A defesa obteve a retratação de duas importantes testemunhas de acusação, e descobriu que um terceiro, Goodridge, não é Goodridge, e que este, antes de ser um mentiroso, foi um ladrão, um trapaceiro e um bígamo. Além disso, a defesa encontrou um novo testemunho na pessoa de Roy E. Gould, o qual se encontrava presente no assalto, viu os autores, e nega nossa presença no lugar. Obtiveram muitas outras evidencias em nosso favor, evidencias que, por brevidade, deixamos de expor, mas de tal valor suficiente para assegurar, em um caso comum, a revisão do processo.

Mas devemos, por isso, esperar justiça?

Absolutamente, não. – Lhes disse com magistral sapiência o próprio juiz Thayer a cerca de um ano. Lembrareis que ele fixou a audiência requerida pela defesa para pedir novo processo, para a véspera do natal. Ele já havia decidido nos recusar o processo, e escolheu com espírito cristão a véspera do natal, para alegar aos nossos e a nós, com seu compreensível não. Recordareis também sua negação. Discurso famoso, digno dele. Duas peças de imposturas, de cólera, de vaidade, e de má fé. Naquele discurso Thayer fez uma citação jurídica de um colega seu mijada fora do penico; Ei-la aqui, senão textualmente, ao menos em seu conteúdo: os jurados podem negar-se a acreditar nos testemunhos de defesa, ainda que sejam mais numerosos que os da acusação; e podem basear seu veredito de culpabilidade acreditando em apenas um entre todos os testemunhos da acusação.

Thayer preparou outro discurso para quando nos rejeitar novamente o processo, porque ele sente a necessidade de cobrir o espírito com a letra, mas se quisesse apressar-se poderia justificar sua nova negação repetindo, simplesmente as palavras já proferidas e que nós transcrevemos.

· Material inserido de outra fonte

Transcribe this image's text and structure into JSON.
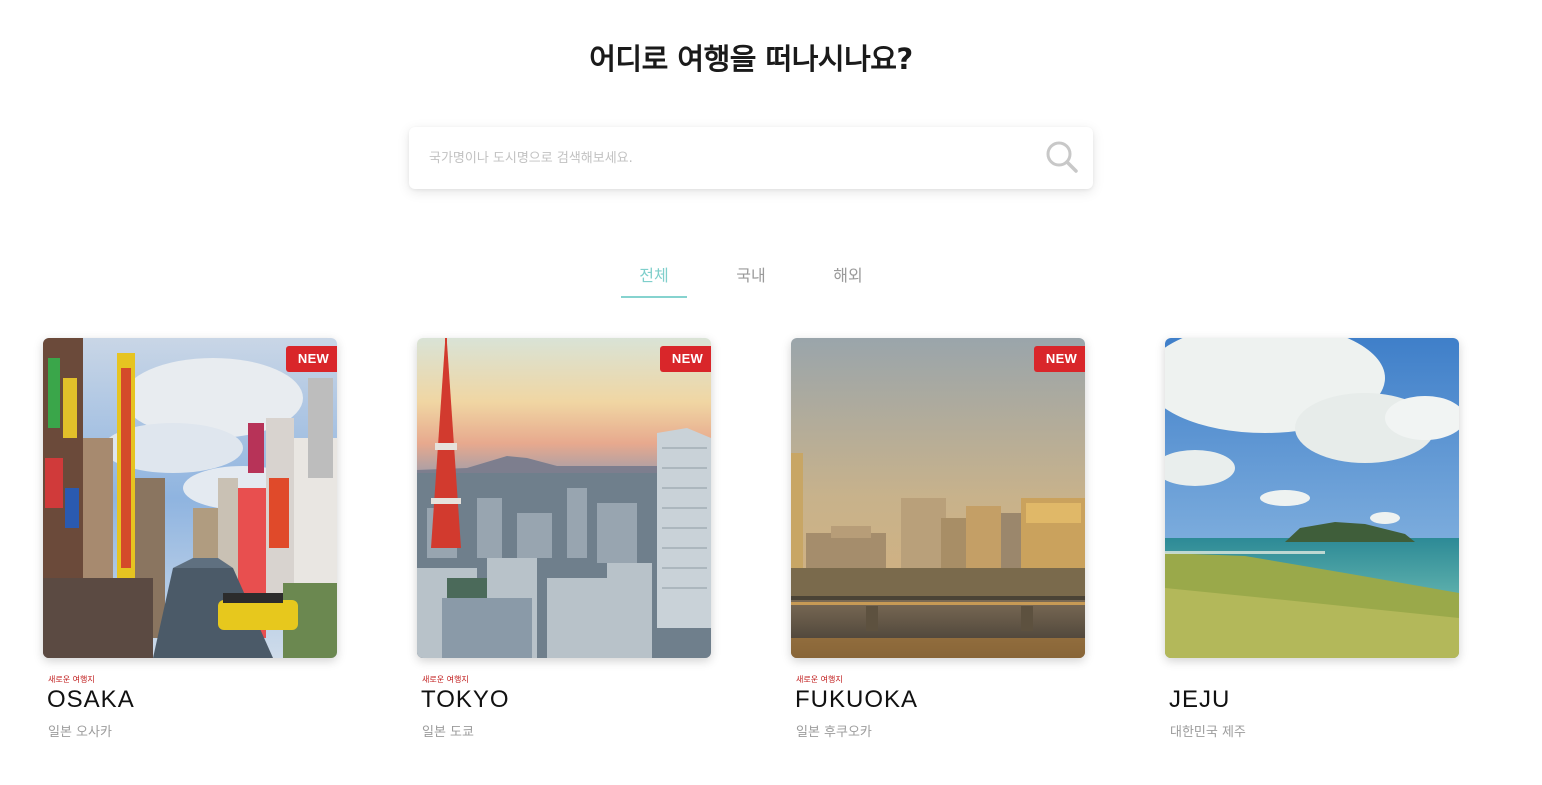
{
  "header": {
    "title": "어디로 여행을 떠나시나요?"
  },
  "search": {
    "placeholder": "국가명이나 도시명으로 검색해보세요.",
    "value": "",
    "icon": "search-icon"
  },
  "tabs": [
    {
      "label": "전체",
      "active": true
    },
    {
      "label": "국내",
      "active": false
    },
    {
      "label": "해외",
      "active": false
    }
  ],
  "colors": {
    "accent": "#86d3cf",
    "badge": "#d9262a",
    "tag": "#c01a1a"
  },
  "destinations": [
    {
      "badge": "NEW",
      "tag": "새로운 여행지",
      "name": "OSAKA",
      "sub": "일본 오사카"
    },
    {
      "badge": "NEW",
      "tag": "새로운 여행지",
      "name": "TOKYO",
      "sub": "일본 도쿄"
    },
    {
      "badge": "NEW",
      "tag": "새로운 여행지",
      "name": "FUKUOKA",
      "sub": "일본 후쿠오카"
    },
    {
      "badge": "",
      "tag": "",
      "name": "JEJU",
      "sub": "대한민국 제주"
    }
  ]
}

Então, dirão vocês, porque vocês pediram a defesa legal? Nós a requeremos, e vocês a financiaram, por boas razões.

Presos pela violência, acusados e constrangidos pela violência a um processo, tivemos que recorrer a defesa legal, a qual é a única reconhecida pela lei, para ser tutelados em nossos direitos, e para demonstrar, ao rigor da lei, nossa inocência. Mas não acreditamos jamais que a defesa legal fosse capaz de alcançar a justiça. Não, nós conseguimos demonstrar nossa inocência. Na mais indulgente hipótese, o jurado não poderia nos condenar mais do que usando a dúvida contra nós. E o mencionado discurso do juiz é todo um esforço para justificar a ação do jurado.

Mas é cansativo falar disso. Vocês, companheiros, amigos e trabalhadores, sabem muito bem porque nos declararam culpados.

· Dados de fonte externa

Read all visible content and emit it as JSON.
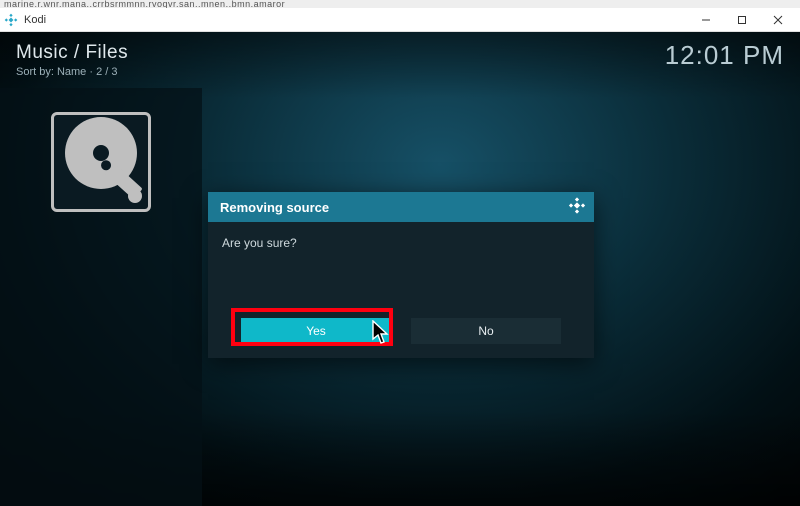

E o silencio dos jurados, depois do processo disseram que eles haviam jurado um ao outro não falar do que se passou na câmara de deliberações – isso fala por si mesmo.

Para ser liberados devemos abrir outro processo, e devemos sair absolvidos. Por outro lado, o fato de abrir outro processo não é decisivo para nossa liberdade?

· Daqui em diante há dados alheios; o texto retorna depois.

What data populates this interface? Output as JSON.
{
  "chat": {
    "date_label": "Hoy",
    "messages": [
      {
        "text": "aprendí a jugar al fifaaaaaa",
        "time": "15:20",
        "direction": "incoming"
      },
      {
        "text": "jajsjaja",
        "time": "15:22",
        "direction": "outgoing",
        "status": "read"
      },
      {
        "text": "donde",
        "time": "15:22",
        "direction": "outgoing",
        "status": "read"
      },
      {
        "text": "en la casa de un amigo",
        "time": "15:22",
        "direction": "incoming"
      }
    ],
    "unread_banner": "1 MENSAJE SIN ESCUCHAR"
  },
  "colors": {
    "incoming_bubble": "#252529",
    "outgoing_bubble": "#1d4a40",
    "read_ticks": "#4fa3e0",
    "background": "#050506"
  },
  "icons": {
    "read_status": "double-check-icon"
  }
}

E devemos dizer-lhes que a defesa legal, por si só, é impotente? Deveremos falar-lhes de Mooney e de Billings, dos Mártires de Chicago, de Joe Hill, dos prisioneiros políticos, dos recentes processos aos mineiros e das últimas prisões? Devemos dizer-lhes que dos Thayer e os Katzmann, que administram a justiça de classe, não se deve esperar mais do que o mal? Que os homens com imagem de “bom moços” do condado de Dedham, que nos condenaram, e da figura de “bom moço” dos homens dos outros condados, que condenaram aos demais, não desapareceram, absolutamente, da face da terra? E que é absurdo, ridículo, esperar a justiça da lei de classe de nossos mortais inimigos?

Não, companheiros; Se o inimigo que pode ganhar tudo matando-nos, adverte que o pode fazer impunemente, estejam certos, não nos terão mais entre vocês. Nos matarão, ou nos farão morrer, átomo a átomo, entre os muros de suas bastilhas, como já fizeram com os outros.

E farão assim com os demais reféns. E os reféns aumentarão. As prisões transbordarão dos mais fortes campeões do trabalho e da liberdade. E seu martírio será o martírio da própria liberdade. Corrupto, traído, confuso e aterrorizado, o miserável ignorante se corvará à violência e a astúcia do ignorante rico e na ruína geral nós seremos arrastados e nossos filhos serão escravos, escravos miseráveis de outros e de si mesmos.

Companheiros! Trabalhadores! Vocês permitirão isso? Nós somos impotentes agora. Nosso destino e o de vocês, assim como o destino de nossos filhos, está em vossas mãos, e não nas mãos do inimigo.

A nós não resta nada mais do que olhar o cadafalso ou a ainda mais horrenda prisão perpétua, sem desânimo e sem se desesperar.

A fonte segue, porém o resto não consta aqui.